Additionally, DDC systems have a monitoring capability that is increasingly important as on site operating staff are spread thinner each year. Imagine being able to check the temperatures of occupied space and the status of the systems from three buildings away!
DDC systems usually have alarm points to advise operators when conditions are abnormal. During off hours, the system can use the telephone to notify an off site monitoring service by modem of selected abnormal conditions or "critical alarms". The off site technician can analyze the status of the various system components, and take appropriate action. Imagine the benefits of early warning when "no heat" or "flood" conditions develop during off hours!
As implied by the graphic at the top of the page, direct digital controls are the basic technology used in modern lighting controls, fire, security alarms and card access systems. A DDC system can be an integrated Building Automation System, performing all these functions.
Modern DDC systems are actually made up of multiple controllers, typically one per major mechanical component, networked together by a twisted pair of wires. Each controller is itself a computer, with its own intelligence. We call these systems distributed DDC systems, as the intelligence is distributed to the individual controllers.
Larger Empire systems usually have user interfaces on the network, based on a Windows workstation. These "front ends" allow the user to view floor plans of the buildings and schematics of each system, with the status of each system shown in real time.

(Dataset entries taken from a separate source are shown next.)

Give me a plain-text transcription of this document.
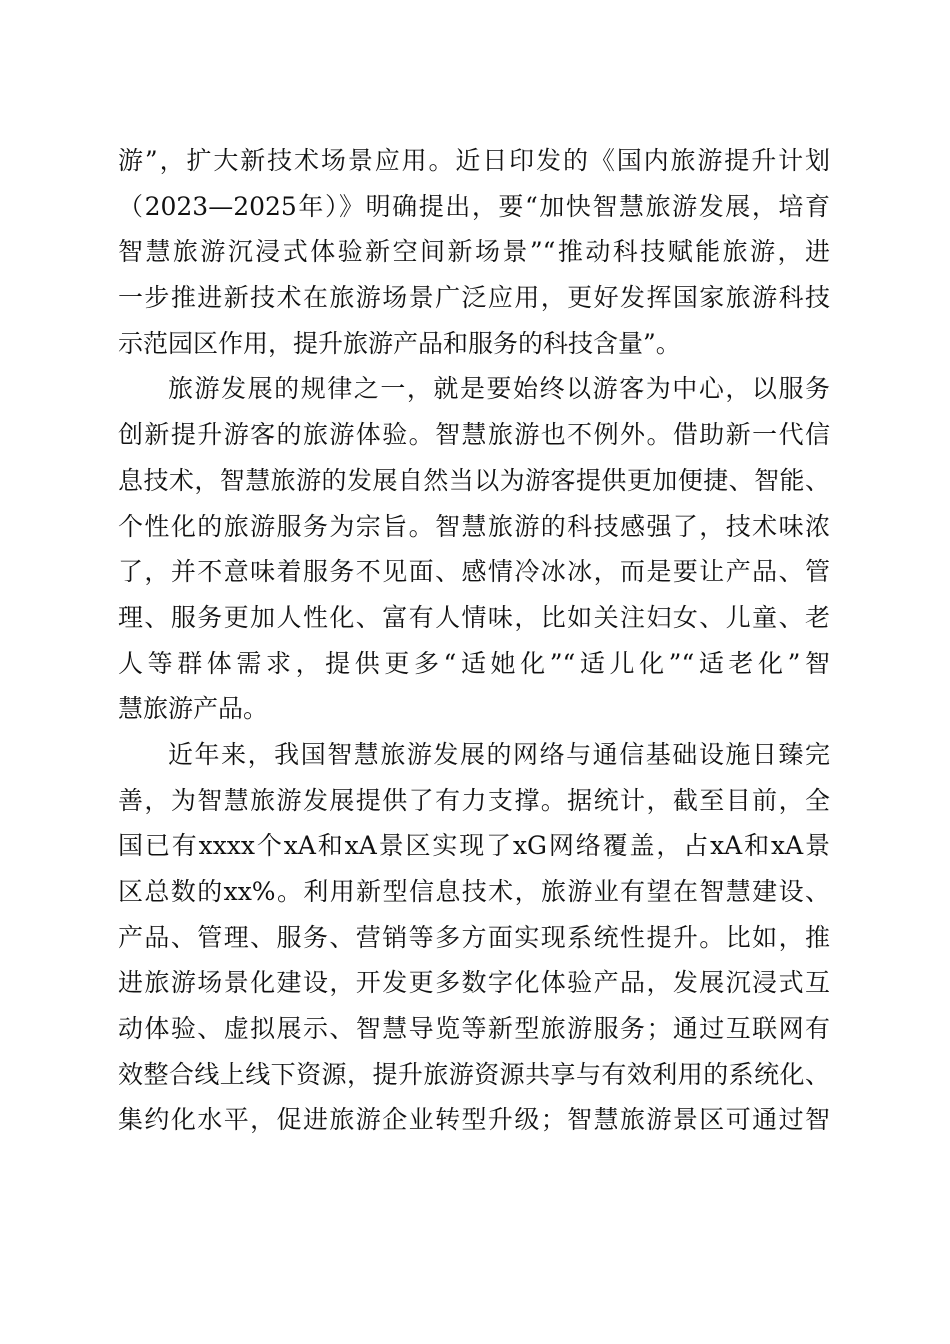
游”，扩大新技术场景应用。近日印发的《国内旅游提升计划
（2023—2025年）》明确提出，要“加快智慧旅游发展，培育
智慧旅游沉浸式体验新空间新场景”“推动科技赋能旅游，进
一步推进新技术在旅游场景广泛应用，更好发挥国家旅游科技
示范园区作用，提升旅游产品和服务的科技含量”。
旅游发展的规律之一，就是要始终以游客为中心，以服务
创新提升游客的旅游体验。智慧旅游也不例外。借助新一代信
息技术，智慧旅游的发展自然当以为游客提供更加便捷、智能、
个性化的旅游服务为宗旨。智慧旅游的科技感强了，技术味浓
了，并不意味着服务不见面、感情冷冰冰，而是要让产品、管
理、服务更加人性化、富有人情味，比如关注妇女、儿童、老
人等群体需求，提供更多“适她化”“适儿化”“适老化”智
慧旅游产品。
近年来，我国智慧旅游发展的网络与通信基础设施日臻完
善，为智慧旅游发展提供了有力支撑。据统计，截至目前，全
国已有xxxx个xA和xA景区实现了xG网络覆盖，占xA和xA景
区总数的xx%。利用新型信息技术，旅游业有望在智慧建设、
产品、管理、服务、营销等多方面实现系统性提升。比如，推
进旅游场景化建设，开发更多数字化体验产品，发展沉浸式互
动体验、虚拟展示、智慧导览等新型旅游服务；通过互联网有
效整合线上线下资源，提升旅游资源共享与有效利用的系统化、
集约化水平，促进旅游企业转型升级；智慧旅游景区可通过智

However, a front end is optional, and smaller systems are at least as well served by a simple and inexpensive keypad interface with Liquid Crystal Display.
The cost of DDC systems, adjusted for inflation, has dropped about 80% during the past fifteen years. Once reserved for monumental office and institutional buildings, digital controls are now cost justified in schools, shopping centers', and stores with multiple rooftop units. Single processor systems can deliver similar, affordable benefits in commercial buildings with single HVAC systems. Somewhat larger systems can deliver energy savings paybacks on the most humble apartment building. Systems of varying sizes are widely used in the industry for building systems and process applications such as cooling towers.
The systems themselves have improved, becoming more reliable, cheaper to install and more user-friendly.